Shared By Me (authz_out)

Sharing information with a user that’s offline is easy thanks to Diffie Helman key exchange. All Fission users widely distribute a list of public 2048-bit RSA keys (their ”exchange keys”). This is generally exposed in DNS, but also written to their file system. With these keys, exchanging read keys, UCAN credentials, and other information is possible.

The authz_out section of FLOOFS contains information being shared by the root user of that file system with other users. The most common case is a read key.


This is a one-to-many exchange. Because of how account linking works, any given user will typically have a small number of exchange keys (2-5). Each user only has access to a single key at any given time, so the sender will use a single key to share with multiple recipient keys.

In the authz_out directory, there exists a flat space of directories. To make these addressable but not easily precomputable, these are named as as follows:

base58(SHA(sender_did ++ reciever_exchange_pk))

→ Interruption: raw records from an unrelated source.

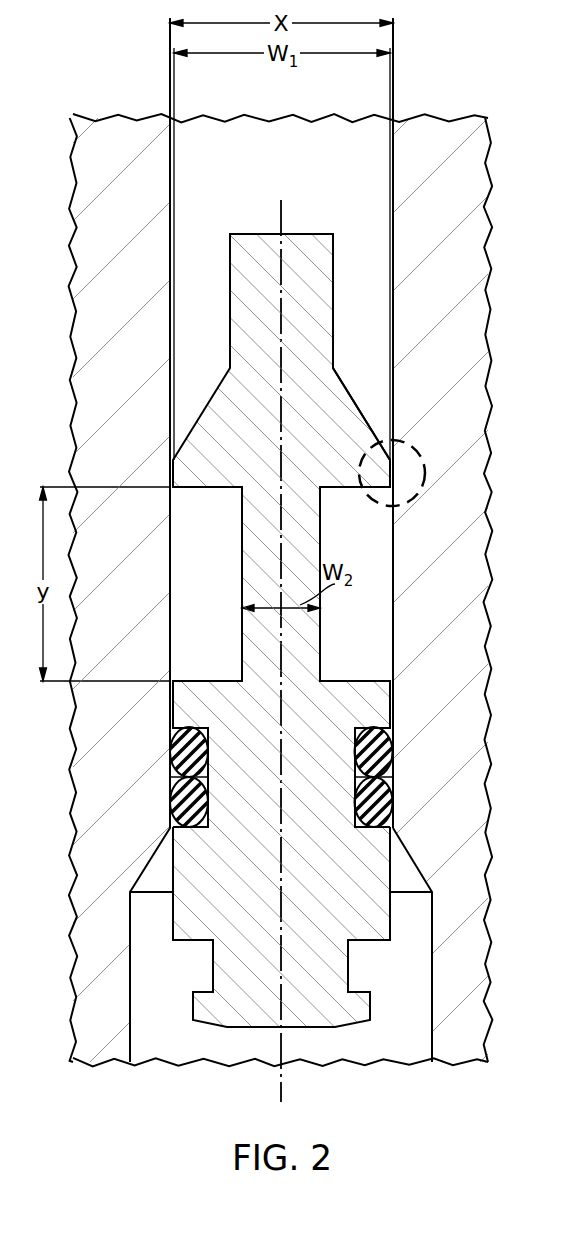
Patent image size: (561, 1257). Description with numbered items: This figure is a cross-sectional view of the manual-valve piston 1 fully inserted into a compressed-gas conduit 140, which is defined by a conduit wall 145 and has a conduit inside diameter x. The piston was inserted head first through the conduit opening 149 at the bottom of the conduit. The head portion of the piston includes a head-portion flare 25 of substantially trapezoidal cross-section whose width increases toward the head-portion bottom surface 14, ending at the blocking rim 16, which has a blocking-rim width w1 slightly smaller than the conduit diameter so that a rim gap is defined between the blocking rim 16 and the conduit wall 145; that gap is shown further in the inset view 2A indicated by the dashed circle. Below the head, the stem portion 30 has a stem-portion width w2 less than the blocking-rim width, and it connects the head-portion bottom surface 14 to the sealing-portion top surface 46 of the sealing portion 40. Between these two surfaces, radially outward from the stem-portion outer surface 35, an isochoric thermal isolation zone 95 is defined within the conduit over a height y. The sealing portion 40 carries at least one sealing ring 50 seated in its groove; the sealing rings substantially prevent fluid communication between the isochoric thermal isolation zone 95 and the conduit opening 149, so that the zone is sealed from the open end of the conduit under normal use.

The manual-valve piston 1 is at (206, 316).
The head-portion bottom surface 14 is at (211, 489).
The blocking rim 16 is at (170, 478).
The head-portion flare 25 is at (350, 398).
The stem portion 30 is at (268, 571).
The stem-portion outer surface 35 is at (328, 650).
The sealing portion 40 is at (347, 909).
The sealing-portion top surface 46 is at (208, 681).
The sealing ring 50 is at (386, 798).
The isochoric thermal isolation zone 95 is at (198, 615).
The compressed-gas conduit 140 is at (275, 153).
The conduit wall 145 is at (393, 196).
The conduit opening 149 is at (323, 1055).
The inset view 2A is at (425, 462).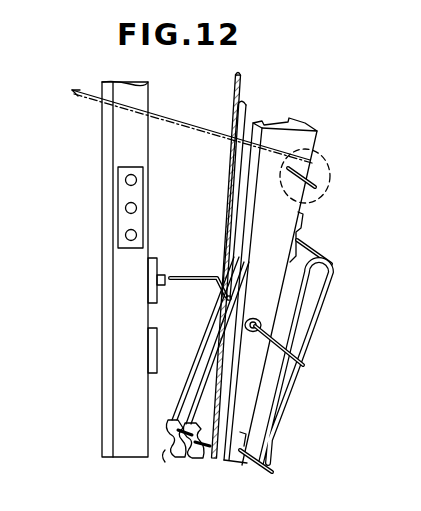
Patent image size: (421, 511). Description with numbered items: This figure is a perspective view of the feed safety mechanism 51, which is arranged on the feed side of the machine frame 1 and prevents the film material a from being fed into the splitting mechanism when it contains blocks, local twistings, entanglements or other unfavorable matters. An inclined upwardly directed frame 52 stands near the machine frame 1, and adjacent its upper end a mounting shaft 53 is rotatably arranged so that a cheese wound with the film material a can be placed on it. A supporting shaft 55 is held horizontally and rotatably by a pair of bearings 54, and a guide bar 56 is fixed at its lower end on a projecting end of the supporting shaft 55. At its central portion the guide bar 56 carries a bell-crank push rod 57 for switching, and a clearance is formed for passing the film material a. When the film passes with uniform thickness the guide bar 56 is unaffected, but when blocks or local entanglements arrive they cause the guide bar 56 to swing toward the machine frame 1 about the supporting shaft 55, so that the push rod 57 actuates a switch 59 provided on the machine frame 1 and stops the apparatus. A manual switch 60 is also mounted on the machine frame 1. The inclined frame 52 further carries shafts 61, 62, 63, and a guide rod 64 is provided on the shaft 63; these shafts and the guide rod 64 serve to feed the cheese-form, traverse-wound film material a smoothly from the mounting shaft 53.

The machine frame 1 is at (126, 330).
The film material a is at (182, 122).
The feed safety mechanism 51 is at (330, 108).
The inclined frame 52 is at (310, 141).
The mounting shaft 53 is at (322, 184).
The bearing 54 is at (168, 440).
The supporting shaft 55 is at (186, 418).
The guide bar 56 is at (243, 84).
The bell-crank push rod 57 is at (195, 276).
The switch 59 is at (157, 258).
The manual switch 60 is at (118, 178).
The shaft 61 is at (306, 346).
The shaft 62 is at (315, 250).
The shaft 63 is at (256, 470).
The guide rod 64 is at (288, 406).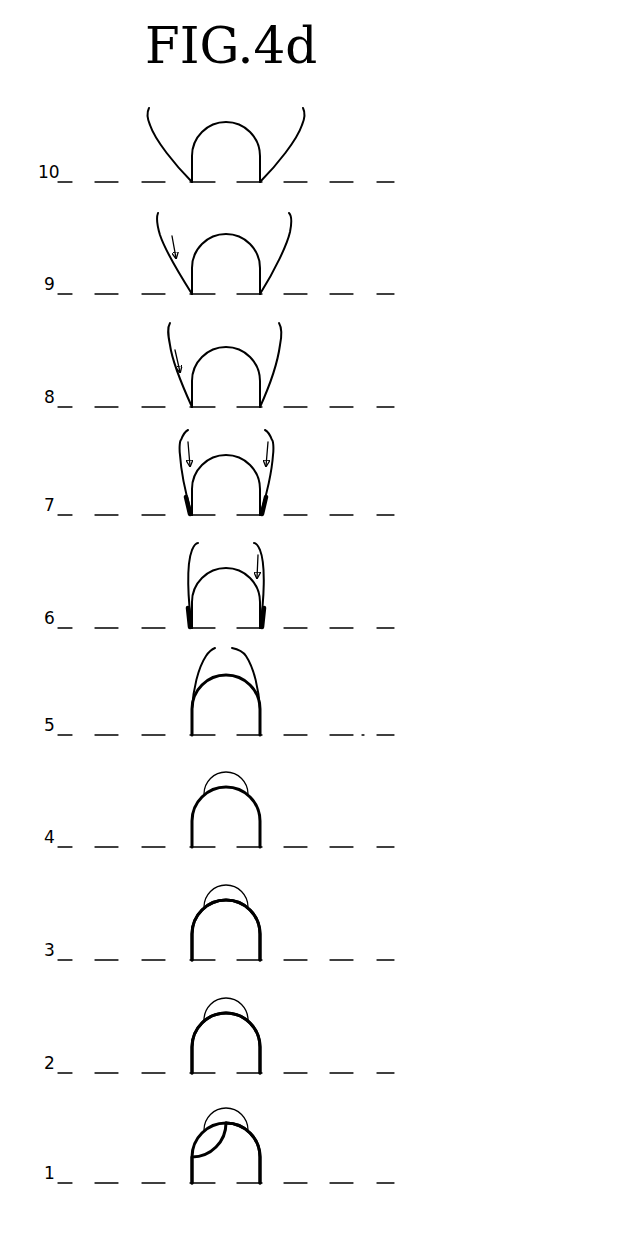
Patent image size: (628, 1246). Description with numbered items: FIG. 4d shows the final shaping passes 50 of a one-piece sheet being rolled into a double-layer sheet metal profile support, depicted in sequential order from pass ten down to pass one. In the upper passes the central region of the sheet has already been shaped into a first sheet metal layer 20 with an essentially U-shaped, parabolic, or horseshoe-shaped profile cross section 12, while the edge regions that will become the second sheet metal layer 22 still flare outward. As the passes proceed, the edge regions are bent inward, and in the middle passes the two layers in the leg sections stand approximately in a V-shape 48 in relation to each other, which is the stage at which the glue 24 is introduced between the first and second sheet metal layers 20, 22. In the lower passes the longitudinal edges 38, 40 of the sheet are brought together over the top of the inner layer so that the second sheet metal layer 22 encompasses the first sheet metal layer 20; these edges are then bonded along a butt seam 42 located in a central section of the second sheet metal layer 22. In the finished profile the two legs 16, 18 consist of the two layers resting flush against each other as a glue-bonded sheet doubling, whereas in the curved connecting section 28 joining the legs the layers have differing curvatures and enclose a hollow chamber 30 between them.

The profile cross section 12 is at (249, 927).
The leg 16 is at (187, 1161).
The leg 18 is at (273, 1163).
The first sheet metal layer 20 is at (232, 233).
The second sheet metal layer 22 is at (300, 150).
The glue 24 is at (266, 505).
The connecting section 28 is at (228, 1137).
The hollow chamber 30 is at (232, 1004).
The longitudinal edge 38 is at (205, 653).
The longitudinal edge 40 is at (236, 650).
The butt seam 42 is at (230, 879).
The V-shape 48 is at (166, 230).
The passes 50 is at (47, 134).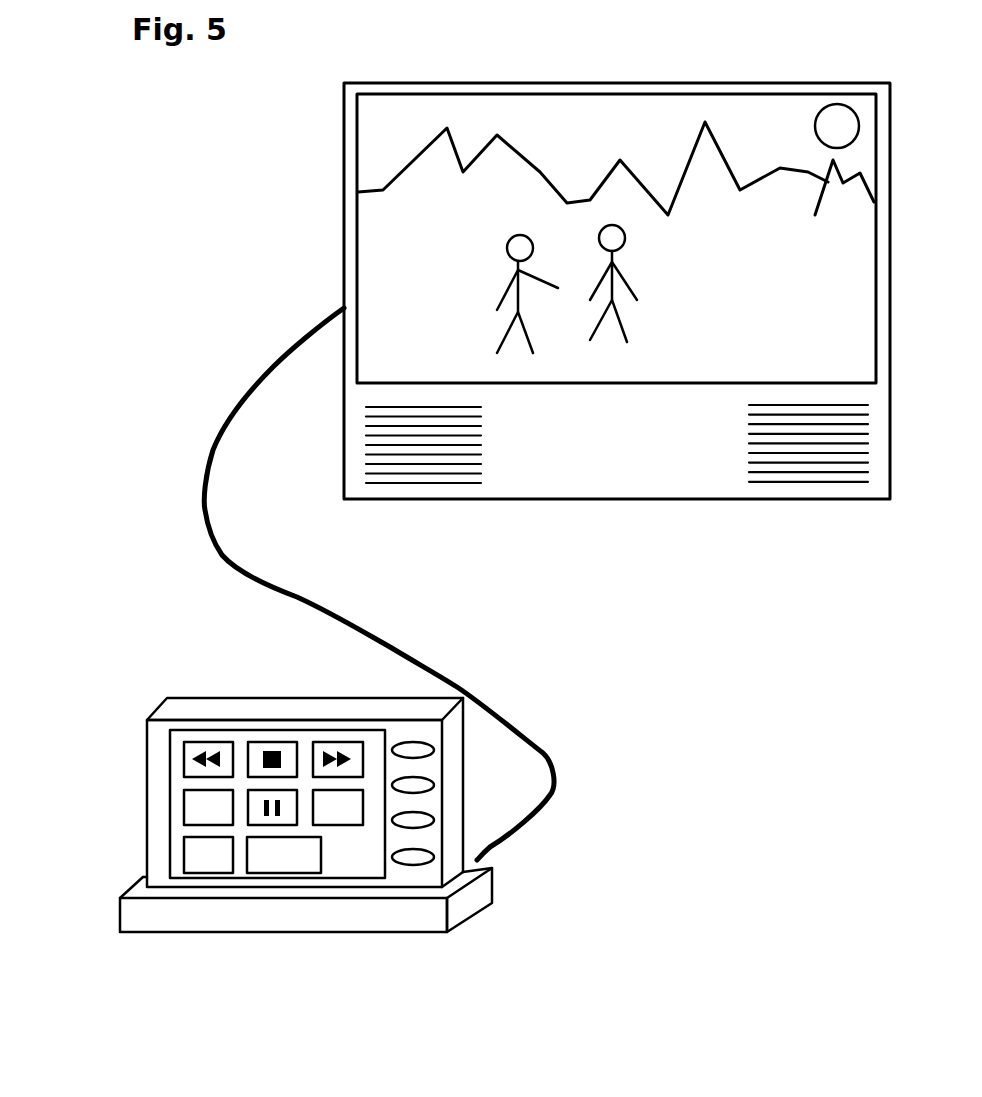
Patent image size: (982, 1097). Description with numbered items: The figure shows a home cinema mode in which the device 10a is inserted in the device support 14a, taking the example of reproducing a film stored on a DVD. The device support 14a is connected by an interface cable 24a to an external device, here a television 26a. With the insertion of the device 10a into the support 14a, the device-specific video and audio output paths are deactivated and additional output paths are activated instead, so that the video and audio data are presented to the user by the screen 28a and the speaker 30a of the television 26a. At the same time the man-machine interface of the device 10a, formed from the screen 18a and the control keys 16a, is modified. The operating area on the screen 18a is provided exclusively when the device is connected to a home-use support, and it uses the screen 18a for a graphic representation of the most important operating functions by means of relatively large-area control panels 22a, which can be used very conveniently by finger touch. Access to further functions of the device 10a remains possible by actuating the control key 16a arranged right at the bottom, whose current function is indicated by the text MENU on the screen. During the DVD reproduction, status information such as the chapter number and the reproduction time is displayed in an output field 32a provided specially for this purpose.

The device 10a is at (233, 708).
The device support 14a is at (397, 917).
The control keys 16a is at (420, 820).
The screen 18a is at (373, 747).
The control panels 22a is at (293, 752).
The interface cable 24a is at (215, 541).
The television 26a is at (743, 88).
The screen 28a is at (540, 128).
The speaker 30a is at (775, 458).
The output field 32a is at (287, 862).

This means that there will be multiple directories for every account — one per share key.

| |
| +——Cn415bWgLmnCyVdY7S1EkBUhxmhbg5ogJCqbAzHoeZx6.json.dh
| |
| +——9HpgagjGnjdrBoEj4aCFJaZZCLQP78Fqk2JmzxHAS65B.json.dh

Inside the directory are one or more encrypted files with the name of the sender’s public key which was used to encrypt it. When a recipient decrypts this file, they are expected to copy the information to their authz_out directory in their own FLOOFS, or at least cache the information on their local system.


The content of these files is a very straightforward JSON array containing UCANs or read keys. UCANs are described elsewhere. Read keys look like this:

interface SharedKey {
cipher: KeyType; // AES256
key: Bytes;
pointer: NameFilter;

Shared With Me (authz_in)

The inverse of authz_out is authz_in, where the FLOOFS root user is the recipient. This is their cache of keys, credentials, and encrypted pointers that have been shared with them.

This is important to have in case a local cache is cleared, they link another machine, or the original copy in a remote authz_out is removed. The mechanism is straightforward: information is kept in a single file, encrypted with an AES256 key.

This AES key is distributed to all linked instances. This key can be rotated at any time (e.g. if comprimised). As such, a copy is also shared with all ofthe user’s exchange keys. The sender is signaled by the name of the directory (a hashed value for space reasons).